Will the World Spin Off Its Axis If I Take Time Off?

babyclothesI don’t like taking time off.

When I honeymooned with my husband in Mexico in the summer of 2007, I chastised him for bringing his laptop, then used it to periodically check in at work.

When I went to Europe for two weeks this past summer, I was ready to come home after two days. There were contracts I had to sign. Edits that had to be done. And I couldn’t stop thinking of all the teaching opportunities I was missing out on.

Several weeks ago, as I chatted with my writing partner via Skype, she told me that — once I popped out my baby this coming July — I should expect to not work for two months.

My head just about exploded.

The photo above is of the first two pieces of baby apparel I’ve been gifted since announcing my pregnancy.

The one on the left: “born to read.”

The one on the right: “namaste,” accompanied by an image of Ganesh.

These represent, pretty perfectly, the two biggest pieces of my identity at this point in my life (barring “cat lady”). In fact, thanks to finally achieving a perfect balance between teaching yoga and taking on writing and editing work, I’m experiencing the most financially secure year of my freelance career. This fresh on the heels of my least lucrative year ever.

It took us three and a half years to get pregnant, and I’m so happy about the baby in my belly, my heart just about can’t take it. But the prospect of a two-month maternity leave makes me wonder: am I about to lose all the other ground I’ve gained?

What am I doing with myself these days, besides futzing about on Twitter and compulsively taking an infinite amount of BuzzFeed quizzes? I’ve become the senior writer/editor for a nonprofit professional organization, managing and producing online content (both newsletters and blog posts) aimed at sexual health professionals. I’ve just signed on to manage social media for another social services organization. I blog for Ploughshares. I take on additional, one-off writing and editing gigs as they come my way. I teach at least four yoga classes a week. And in the time I have left over, I write essays, which I then submit to literary magazines and anthologies.

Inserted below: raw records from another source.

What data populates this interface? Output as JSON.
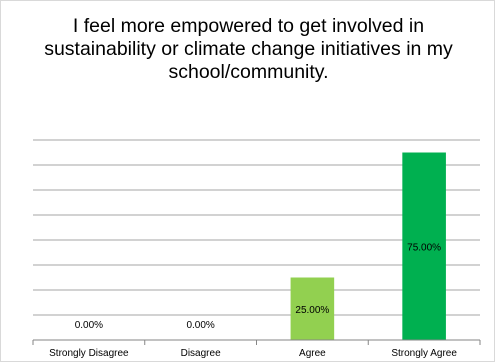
{
  "chart_data": {
    "type": "bar",
    "title": "I feel more empowered to get involved in sustainability or climate change initiatives in my school/community.",
    "categories": [
      "Strongly Disagree",
      "Disagree",
      "Agree",
      "Strongly Agree"
    ],
    "values": [
      0,
      0,
      25,
      75
    ],
    "data_labels": [
      "0.00%",
      "0.00%",
      "25.00%",
      "75.00%"
    ],
    "xlabel": "",
    "ylabel": "",
    "ylim": [
      0,
      80
    ],
    "grid": true,
    "legend": "none",
    "colors": {
      "Strongly Disagree": "#92d050",
      "Disagree": "#92d050",
      "Agree": "#92d050",
      "Strongly Agree": "#00b050"
    },
    "gridline_color": "#868686",
    "axis_color": "#868686"
  }
}
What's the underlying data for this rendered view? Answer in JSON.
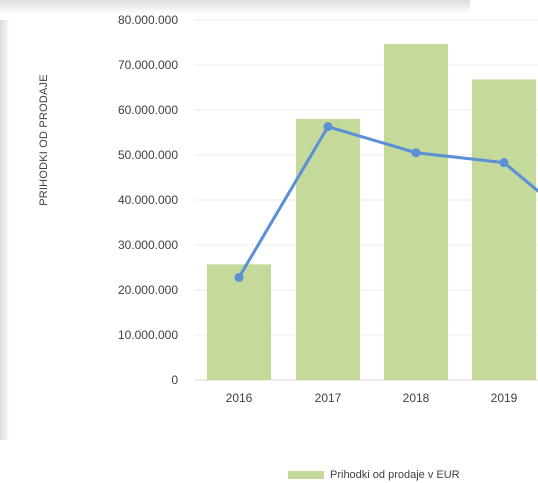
{
  "chart_data": {
    "type": "bar",
    "title": "",
    "xlabel": "",
    "ylabel": "PRIHODKI OD PRODAJE",
    "categories": [
      "2016",
      "2017",
      "2018",
      "2019"
    ],
    "y_ticks": [
      "0",
      "10.000.000",
      "20.000.000",
      "30.000.000",
      "40.000.000",
      "50.000.000",
      "60.000.000",
      "70.000.000",
      "80.000.000"
    ],
    "ylim": [
      0,
      80000000
    ],
    "grid": true,
    "legend_placement": "bottom",
    "series": [
      {
        "name": "Prihodki od prodaje v EUR",
        "type": "bar",
        "color": "#c5d99b",
        "values": [
          25700000,
          58000000,
          74700000,
          66800000
        ]
      },
      {
        "name": "",
        "type": "line",
        "color": "#5b8fd6",
        "values": [
          22800000,
          56300000,
          50500000,
          48300000
        ],
        "trail_value": 42000000
      }
    ]
  },
  "legend": {
    "label": "Prihodki od prodaje v EUR"
  }
}
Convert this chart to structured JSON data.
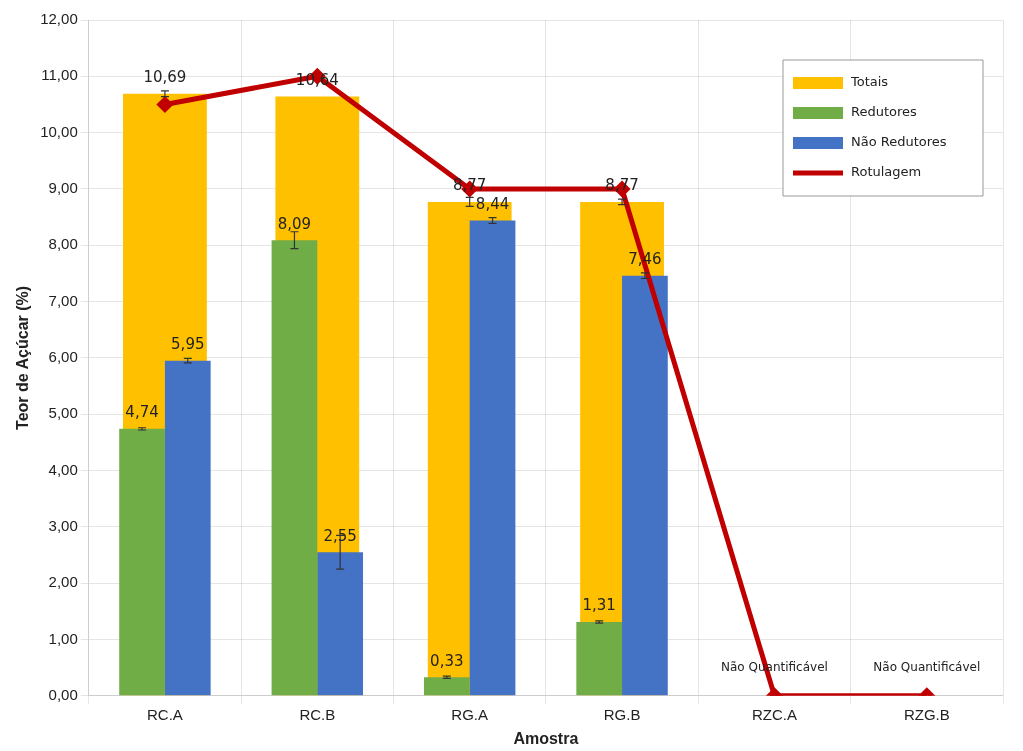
{
  "chart_data": {
    "type": "bar",
    "xlabel": "Amostra",
    "ylabel": "Teor de Açúcar (%)",
    "categories": [
      "RC.A",
      "RC.B",
      "RG.A",
      "RG.B",
      "RZC.A",
      "RZG.B"
    ],
    "series": [
      {
        "name": "Totais",
        "color": "#ffc000",
        "values": [
          10.69,
          10.64,
          8.77,
          8.77,
          null,
          null
        ],
        "errors": [
          0.05,
          null,
          0.08,
          0.05,
          null,
          null
        ],
        "value_labels": [
          "10,69",
          "10,64",
          "8,77",
          "8,77",
          null,
          null
        ]
      },
      {
        "name": "Redutores",
        "color": "#70ad47",
        "values": [
          4.74,
          8.09,
          0.33,
          1.31,
          null,
          null
        ],
        "errors": [
          0.02,
          0.15,
          0.02,
          0.02,
          null,
          null
        ],
        "value_labels": [
          "4,74",
          "8,09",
          "0,33",
          "1,31",
          null,
          null
        ]
      },
      {
        "name": "Não Redutores",
        "color": "#4472c4",
        "values": [
          5.95,
          2.55,
          8.44,
          7.46,
          null,
          null
        ],
        "errors": [
          0.04,
          0.3,
          0.05,
          0.05,
          null,
          null
        ],
        "value_labels": [
          "5,95",
          "2,55",
          "8,44",
          "7,46",
          null,
          null
        ]
      },
      {
        "name": "Rotulagem",
        "type": "line",
        "color": "#c00000",
        "values": [
          10.5,
          11,
          9,
          9,
          0,
          0
        ]
      }
    ],
    "ylim": [
      0,
      12
    ],
    "yticks": [
      {
        "value": 0,
        "label": "0,00"
      },
      {
        "value": 1,
        "label": "1,00"
      },
      {
        "value": 2,
        "label": "2,00"
      },
      {
        "value": 3,
        "label": "3,00"
      },
      {
        "value": 4,
        "label": "4,00"
      },
      {
        "value": 5,
        "label": "5,00"
      },
      {
        "value": 6,
        "label": "6,00"
      },
      {
        "value": 7,
        "label": "7,00"
      },
      {
        "value": 8,
        "label": "8,00"
      },
      {
        "value": 9,
        "label": "9,00"
      },
      {
        "value": 10,
        "label": "10,00"
      },
      {
        "value": 11,
        "label": "11,00"
      },
      {
        "value": 12,
        "label": "12,00"
      }
    ],
    "annotations": [
      {
        "text": "Não Quantificável",
        "x": "RZC.A",
        "y": 0
      },
      {
        "text": "Não Quantificável",
        "x": "RZG.B",
        "y": 0
      }
    ],
    "grid": true,
    "legend": "top right",
    "marker": "diamond",
    "line_style": "solid"
  }
}
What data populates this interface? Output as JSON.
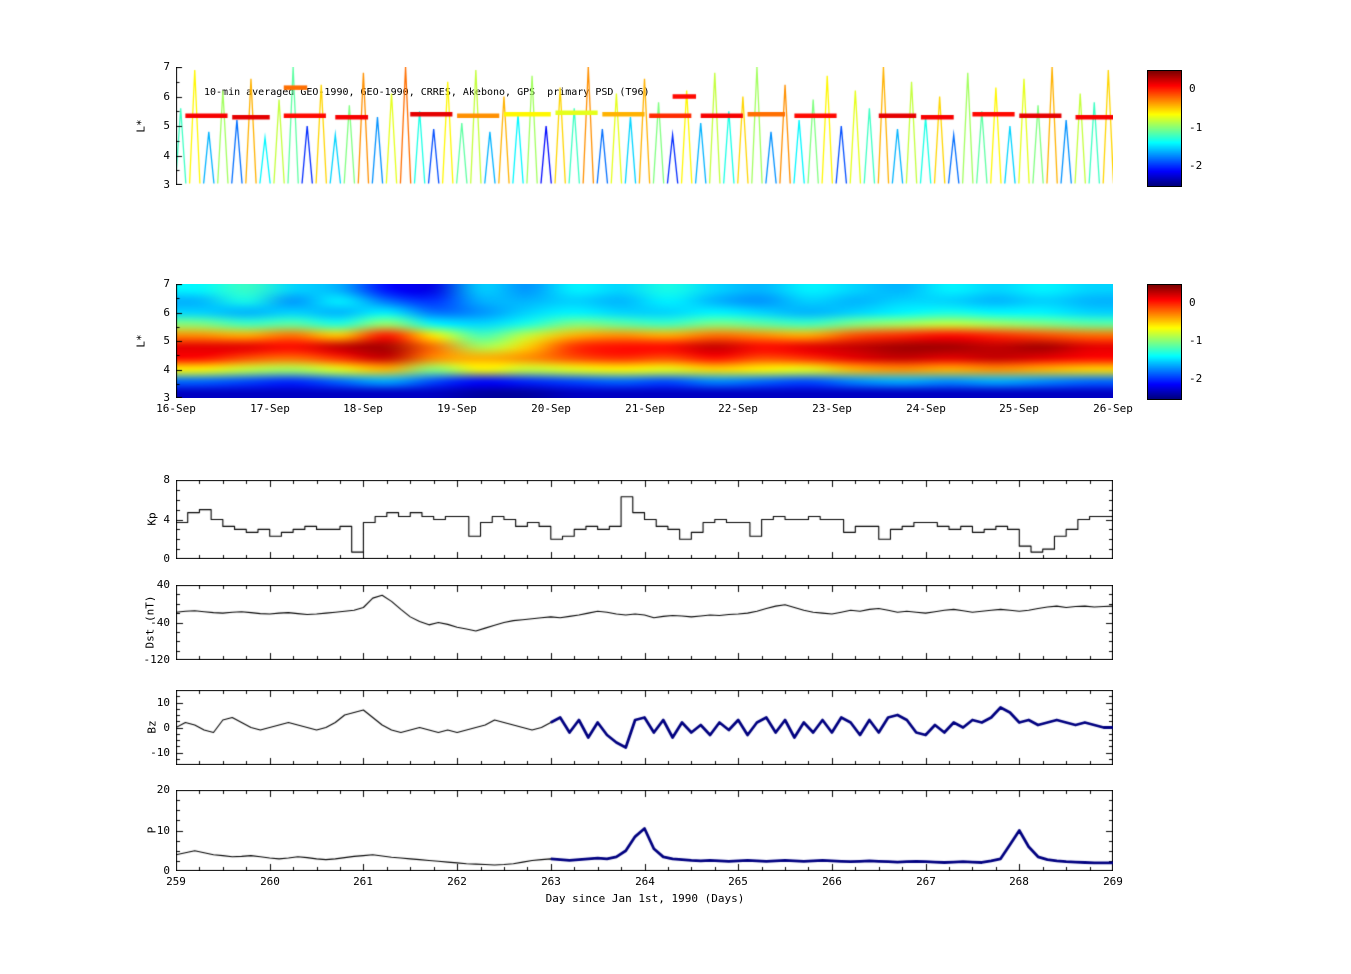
{
  "figure": {
    "annotation": "10-min averaged GEO-1990, GEO-1990, CRRES, Akebono, GPS  primary PSD (T96)",
    "xlabel": "Day since Jan 1st, 1990 (Days)",
    "background": "#ffffff"
  },
  "colormap": {
    "vmin": -2.5,
    "vmax": 0.5,
    "ticks": [
      0,
      -1,
      -2
    ]
  },
  "chart_data": [
    {
      "id": "psd_scatter",
      "type": "scatter",
      "ylabel": "L*",
      "ylim": [
        3,
        7
      ],
      "yticks": [
        3,
        4,
        5,
        6,
        7
      ],
      "xlim": [
        259,
        269
      ],
      "spikes": [
        [
          259.05,
          5.6,
          -1.2
        ],
        [
          259.2,
          6.9,
          -0.6
        ],
        [
          259.35,
          4.8,
          -1.6
        ],
        [
          259.5,
          6.2,
          -0.9
        ],
        [
          259.65,
          5.2,
          -1.8
        ],
        [
          259.8,
          6.6,
          -0.4
        ],
        [
          259.95,
          4.6,
          -1.4
        ],
        [
          260.1,
          5.9,
          -0.8
        ],
        [
          260.25,
          7.0,
          -1.1
        ],
        [
          260.4,
          5.0,
          -2.0
        ],
        [
          260.55,
          6.4,
          -0.5
        ],
        [
          260.7,
          4.7,
          -1.5
        ],
        [
          260.85,
          5.7,
          -1.0
        ],
        [
          261.0,
          6.8,
          -0.3
        ],
        [
          261.15,
          5.3,
          -1.7
        ],
        [
          261.3,
          6.1,
          -0.7
        ],
        [
          261.45,
          7.0,
          -0.2
        ],
        [
          261.6,
          5.5,
          -1.3
        ],
        [
          261.75,
          4.9,
          -1.9
        ],
        [
          261.9,
          6.5,
          -0.6
        ],
        [
          262.05,
          5.1,
          -1.1
        ],
        [
          262.2,
          6.9,
          -0.8
        ],
        [
          262.35,
          4.8,
          -1.6
        ],
        [
          262.5,
          6.0,
          -0.4
        ],
        [
          262.65,
          5.4,
          -1.4
        ],
        [
          262.8,
          6.7,
          -0.9
        ],
        [
          262.95,
          5.0,
          -2.1
        ],
        [
          263.1,
          6.3,
          -0.5
        ],
        [
          263.25,
          5.6,
          -1.2
        ],
        [
          263.4,
          7.0,
          -0.3
        ],
        [
          263.55,
          4.9,
          -1.8
        ],
        [
          263.7,
          6.1,
          -0.7
        ],
        [
          263.85,
          5.3,
          -1.5
        ],
        [
          264.0,
          6.6,
          -0.4
        ],
        [
          264.15,
          5.8,
          -1.0
        ],
        [
          264.3,
          4.7,
          -2.0
        ],
        [
          264.45,
          6.2,
          -0.6
        ],
        [
          264.6,
          5.1,
          -1.6
        ],
        [
          264.75,
          6.8,
          -0.8
        ],
        [
          264.9,
          5.5,
          -1.3
        ],
        [
          265.05,
          6.0,
          -0.5
        ],
        [
          265.2,
          7.0,
          -0.9
        ],
        [
          265.35,
          4.8,
          -1.7
        ],
        [
          265.5,
          6.4,
          -0.3
        ],
        [
          265.65,
          5.2,
          -1.4
        ],
        [
          265.8,
          5.9,
          -1.0
        ],
        [
          265.95,
          6.7,
          -0.6
        ],
        [
          266.1,
          5.0,
          -1.9
        ],
        [
          266.25,
          6.2,
          -0.7
        ],
        [
          266.4,
          5.6,
          -1.2
        ],
        [
          266.55,
          7.0,
          -0.4
        ],
        [
          266.7,
          4.9,
          -1.6
        ],
        [
          266.85,
          6.5,
          -0.8
        ],
        [
          267.0,
          5.3,
          -1.3
        ],
        [
          267.15,
          6.0,
          -0.5
        ],
        [
          267.3,
          4.7,
          -1.8
        ],
        [
          267.45,
          6.8,
          -0.9
        ],
        [
          267.6,
          5.5,
          -1.1
        ],
        [
          267.75,
          6.3,
          -0.6
        ],
        [
          267.9,
          5.0,
          -1.5
        ],
        [
          268.05,
          6.6,
          -0.7
        ],
        [
          268.2,
          5.7,
          -1.0
        ],
        [
          268.35,
          7.0,
          -0.4
        ],
        [
          268.5,
          5.2,
          -1.7
        ],
        [
          268.65,
          6.1,
          -0.8
        ],
        [
          268.8,
          5.8,
          -1.2
        ],
        [
          268.95,
          6.9,
          -0.5
        ]
      ],
      "bands": [
        [
          259.1,
          259.55,
          5.35,
          0.15
        ],
        [
          259.6,
          260.0,
          5.3,
          0.2
        ],
        [
          260.15,
          260.6,
          5.35,
          0.1
        ],
        [
          260.7,
          261.05,
          5.3,
          0.15
        ],
        [
          260.15,
          260.4,
          6.3,
          -0.2
        ],
        [
          261.5,
          261.95,
          5.4,
          0.2
        ],
        [
          262.0,
          262.45,
          5.35,
          -0.3
        ],
        [
          262.5,
          263.0,
          5.4,
          -0.6
        ],
        [
          263.05,
          263.5,
          5.45,
          -0.7
        ],
        [
          263.55,
          264.0,
          5.4,
          -0.4
        ],
        [
          264.05,
          264.5,
          5.35,
          0.0
        ],
        [
          264.3,
          264.55,
          6.0,
          0.1
        ],
        [
          264.6,
          265.05,
          5.35,
          0.15
        ],
        [
          265.1,
          265.5,
          5.4,
          -0.2
        ],
        [
          265.6,
          266.05,
          5.35,
          0.1
        ],
        [
          266.5,
          266.9,
          5.35,
          0.2
        ],
        [
          266.95,
          267.3,
          5.3,
          0.15
        ],
        [
          267.5,
          267.95,
          5.4,
          0.1
        ],
        [
          268.0,
          268.45,
          5.35,
          0.2
        ],
        [
          268.6,
          269.0,
          5.3,
          0.15
        ]
      ]
    },
    {
      "id": "psd_map",
      "type": "heatmap",
      "ylabel": "L*",
      "ylim": [
        3,
        7
      ],
      "yticks": [
        3,
        4,
        5,
        6,
        7
      ],
      "xlim": [
        259,
        269
      ],
      "x_tick_labels": [
        "16-Sep",
        "17-Sep",
        "18-Sep",
        "19-Sep",
        "20-Sep",
        "21-Sep",
        "22-Sep",
        "23-Sep",
        "24-Sep",
        "25-Sep",
        "26-Sep"
      ],
      "l_bins": [
        3.2,
        3.6,
        4.0,
        4.4,
        4.8,
        5.2,
        5.6,
        6.0,
        6.4,
        6.8
      ],
      "values": [
        [
          -2.3,
          -1.8,
          -0.6,
          0.1,
          0.2,
          -0.3,
          -1.0,
          -1.5,
          -1.6,
          -1.4
        ],
        [
          -2.3,
          -1.9,
          -0.8,
          -0.1,
          0.2,
          -0.4,
          -1.2,
          -1.6,
          -1.3,
          -1.2
        ],
        [
          -2.3,
          -2.0,
          -0.9,
          -0.2,
          0.1,
          -0.2,
          -1.1,
          -1.5,
          -1.7,
          -1.5
        ],
        [
          -2.3,
          -1.8,
          -0.7,
          0.0,
          0.3,
          -0.5,
          -1.3,
          -1.6,
          -1.4,
          -1.6
        ],
        [
          -2.3,
          -1.6,
          -0.4,
          0.3,
          0.4,
          0.1,
          -0.9,
          -1.4,
          -1.8,
          -2.1
        ],
        [
          -2.3,
          -1.9,
          -1.0,
          -0.3,
          -0.2,
          -0.6,
          -1.4,
          -1.8,
          -2.0,
          -2.2
        ],
        [
          -2.4,
          -2.1,
          -0.6,
          -0.4,
          -0.9,
          -1.2,
          -1.5,
          -1.7,
          -1.6,
          -1.5
        ],
        [
          -2.4,
          -2.0,
          -0.8,
          -0.3,
          -0.5,
          -0.8,
          -1.3,
          -1.5,
          -1.6,
          -1.7
        ],
        [
          -2.3,
          -1.9,
          -0.7,
          -0.1,
          0.0,
          -0.4,
          -1.0,
          -1.4,
          -1.5,
          -1.4
        ],
        [
          -2.3,
          -1.8,
          -0.6,
          0.0,
          0.1,
          -0.3,
          -1.1,
          -1.5,
          -1.6,
          -1.5
        ],
        [
          -2.3,
          -1.9,
          -0.7,
          -0.1,
          0.1,
          -0.4,
          -1.2,
          -1.5,
          -1.4,
          -1.3
        ],
        [
          -2.3,
          -1.7,
          -0.5,
          0.1,
          0.3,
          -0.2,
          -1.0,
          -1.4,
          -1.6,
          -1.5
        ],
        [
          -2.3,
          -1.8,
          -0.6,
          -0.1,
          0.1,
          -0.3,
          -1.1,
          -1.5,
          -1.7,
          -1.6
        ],
        [
          -2.3,
          -1.9,
          -0.7,
          0.0,
          0.2,
          -0.4,
          -1.2,
          -1.6,
          -1.5,
          -1.4
        ],
        [
          -2.3,
          -1.7,
          -0.4,
          0.2,
          0.3,
          -0.1,
          -1.0,
          -1.5,
          -1.6,
          -1.5
        ],
        [
          -2.3,
          -1.6,
          -0.3,
          0.3,
          0.4,
          0.0,
          -0.9,
          -1.4,
          -1.5,
          -1.6
        ],
        [
          -2.3,
          -1.7,
          -0.4,
          0.2,
          0.4,
          0.1,
          -0.8,
          -1.3,
          -1.5,
          -1.4
        ],
        [
          -2.3,
          -1.6,
          -0.3,
          0.3,
          0.3,
          0.0,
          -0.9,
          -1.4,
          -1.6,
          -1.5
        ],
        [
          -2.3,
          -1.7,
          -0.4,
          0.2,
          0.4,
          -0.1,
          -1.0,
          -1.4,
          -1.5,
          -1.4
        ],
        [
          -2.3,
          -1.8,
          -0.5,
          0.1,
          0.2,
          -0.2,
          -1.1,
          -1.5,
          -1.6,
          -1.5
        ]
      ]
    },
    {
      "id": "kp",
      "type": "line",
      "step": true,
      "ylabel": "Kp",
      "ylim": [
        0,
        8
      ],
      "yticks": [
        0,
        4,
        8
      ],
      "xlim": [
        259,
        269
      ],
      "x_start": 259,
      "dt": 0.125,
      "values": [
        3.7,
        4.7,
        5.0,
        4.0,
        3.3,
        3.0,
        2.7,
        3.0,
        2.3,
        2.7,
        3.0,
        3.3,
        3.0,
        3.0,
        3.3,
        0.7,
        3.7,
        4.3,
        4.7,
        4.3,
        4.7,
        4.3,
        4.0,
        4.3,
        4.3,
        2.3,
        3.7,
        4.3,
        4.0,
        3.3,
        3.7,
        3.3,
        2.0,
        2.3,
        3.0,
        3.3,
        3.0,
        3.3,
        6.3,
        4.7,
        4.0,
        3.3,
        3.0,
        2.0,
        2.7,
        3.7,
        4.0,
        3.7,
        3.7,
        2.3,
        4.0,
        4.3,
        4.0,
        4.0,
        4.3,
        4.0,
        4.0,
        2.7,
        3.3,
        3.3,
        2.0,
        3.0,
        3.3,
        3.7,
        3.7,
        3.3,
        3.0,
        3.3,
        2.7,
        3.0,
        3.3,
        3.0,
        1.3,
        0.7,
        1.0,
        2.3,
        3.0,
        4.0,
        4.3,
        4.3
      ]
    },
    {
      "id": "dst",
      "type": "line",
      "ylabel": "Dst (nT)",
      "ylim": [
        -120,
        40
      ],
      "yticks": [
        40,
        -40,
        -120
      ],
      "xlim": [
        259,
        269
      ],
      "x_start": 259,
      "dt": 0.1,
      "values": [
        -18,
        -16,
        -15,
        -17,
        -19,
        -20,
        -18,
        -17,
        -19,
        -21,
        -22,
        -20,
        -19,
        -21,
        -23,
        -22,
        -20,
        -18,
        -16,
        -14,
        -8,
        12,
        18,
        5,
        -12,
        -28,
        -38,
        -45,
        -40,
        -44,
        -50,
        -54,
        -58,
        -52,
        -46,
        -40,
        -36,
        -34,
        -32,
        -30,
        -28,
        -30,
        -27,
        -24,
        -20,
        -16,
        -18,
        -22,
        -24,
        -22,
        -24,
        -30,
        -27,
        -25,
        -26,
        -28,
        -26,
        -24,
        -25,
        -23,
        -22,
        -20,
        -16,
        -10,
        -5,
        -2,
        -8,
        -14,
        -18,
        -20,
        -22,
        -18,
        -14,
        -16,
        -12,
        -10,
        -14,
        -18,
        -16,
        -18,
        -20,
        -17,
        -14,
        -12,
        -15,
        -18,
        -16,
        -14,
        -12,
        -14,
        -16,
        -14,
        -10,
        -7,
        -5,
        -8,
        -6,
        -5,
        -7,
        -6,
        -5
      ]
    },
    {
      "id": "bz",
      "type": "line",
      "ylabel": "Bz",
      "ylim": [
        -15,
        15
      ],
      "yticks": [
        10,
        0,
        -10
      ],
      "xlim": [
        259,
        269
      ],
      "x_start": 259,
      "dt": 0.1,
      "bold_from": 263,
      "values": [
        0,
        2,
        1,
        -1,
        -2,
        3,
        4,
        2,
        0,
        -1,
        0,
        1,
        2,
        1,
        0,
        -1,
        0,
        2,
        5,
        6,
        7,
        4,
        1,
        -1,
        -2,
        -1,
        0,
        -1,
        -2,
        -1,
        -2,
        -1,
        0,
        1,
        3,
        2,
        1,
        0,
        -1,
        0,
        2,
        4,
        -2,
        3,
        -4,
        2,
        -3,
        -6,
        -8,
        3,
        4,
        -2,
        3,
        -4,
        2,
        -2,
        1,
        -3,
        2,
        -1,
        3,
        -3,
        2,
        4,
        -2,
        3,
        -4,
        2,
        -2,
        3,
        -2,
        4,
        2,
        -3,
        3,
        -2,
        4,
        5,
        3,
        -2,
        -3,
        1,
        -2,
        2,
        0,
        3,
        2,
        4,
        8,
        6,
        2,
        3,
        1,
        2,
        3,
        2,
        1,
        2,
        1,
        0,
        0
      ]
    },
    {
      "id": "p",
      "type": "line",
      "ylabel": "P",
      "ylim": [
        0,
        20
      ],
      "yticks": [
        20,
        10,
        0
      ],
      "xlim": [
        259,
        269
      ],
      "x_start": 259,
      "dt": 0.1,
      "bold_from": 263,
      "x_tick_labels": [
        "259",
        "260",
        "261",
        "262",
        "263",
        "264",
        "265",
        "266",
        "267",
        "268",
        "269"
      ],
      "values": [
        4.0,
        4.5,
        5.0,
        4.5,
        4.0,
        3.8,
        3.5,
        3.6,
        3.8,
        3.5,
        3.2,
        3.0,
        3.2,
        3.5,
        3.3,
        3.0,
        2.8,
        3.0,
        3.3,
        3.6,
        3.8,
        4.0,
        3.7,
        3.4,
        3.2,
        3.0,
        2.8,
        2.6,
        2.4,
        2.2,
        2.0,
        1.8,
        1.7,
        1.6,
        1.5,
        1.6,
        1.8,
        2.2,
        2.6,
        2.8,
        3.0,
        2.8,
        2.6,
        2.8,
        3.0,
        3.2,
        3.0,
        3.5,
        5.0,
        8.5,
        10.5,
        5.5,
        3.5,
        3.0,
        2.8,
        2.6,
        2.5,
        2.6,
        2.5,
        2.4,
        2.5,
        2.6,
        2.5,
        2.4,
        2.5,
        2.6,
        2.5,
        2.4,
        2.5,
        2.6,
        2.5,
        2.4,
        2.3,
        2.4,
        2.5,
        2.4,
        2.3,
        2.2,
        2.3,
        2.4,
        2.3,
        2.2,
        2.1,
        2.2,
        2.3,
        2.2,
        2.1,
        2.5,
        3.0,
        6.5,
        10.0,
        6.0,
        3.5,
        2.8,
        2.5,
        2.3,
        2.2,
        2.1,
        2.0,
        2.0,
        2.0
      ]
    }
  ]
}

Life feels balanced. Life feels pretty darn good.

I know my priorities will change once my baby arrives. Hell, I’ve wanted to be a mom for about as long as I’ve wanted to be a writer. But right now, I worry. And not just about letting down my clients. Not just about losing professional momentum. Not just about missing that intellectual stimulation.

I worry because I’m a control freak, and I don’t trust anyone else to do the job right in my absence.

It’s why I’m insufferable I like working alone.

So for all those work-at-home moms out there, this is my plea for help. How did you manage your maternity leave? How did you prepare? How was your professional life affected post-baby?

And did that shift in identity rock your world?


  1. Believe me, some people would love to have the problems you’ve described here. Congrats on the announcement.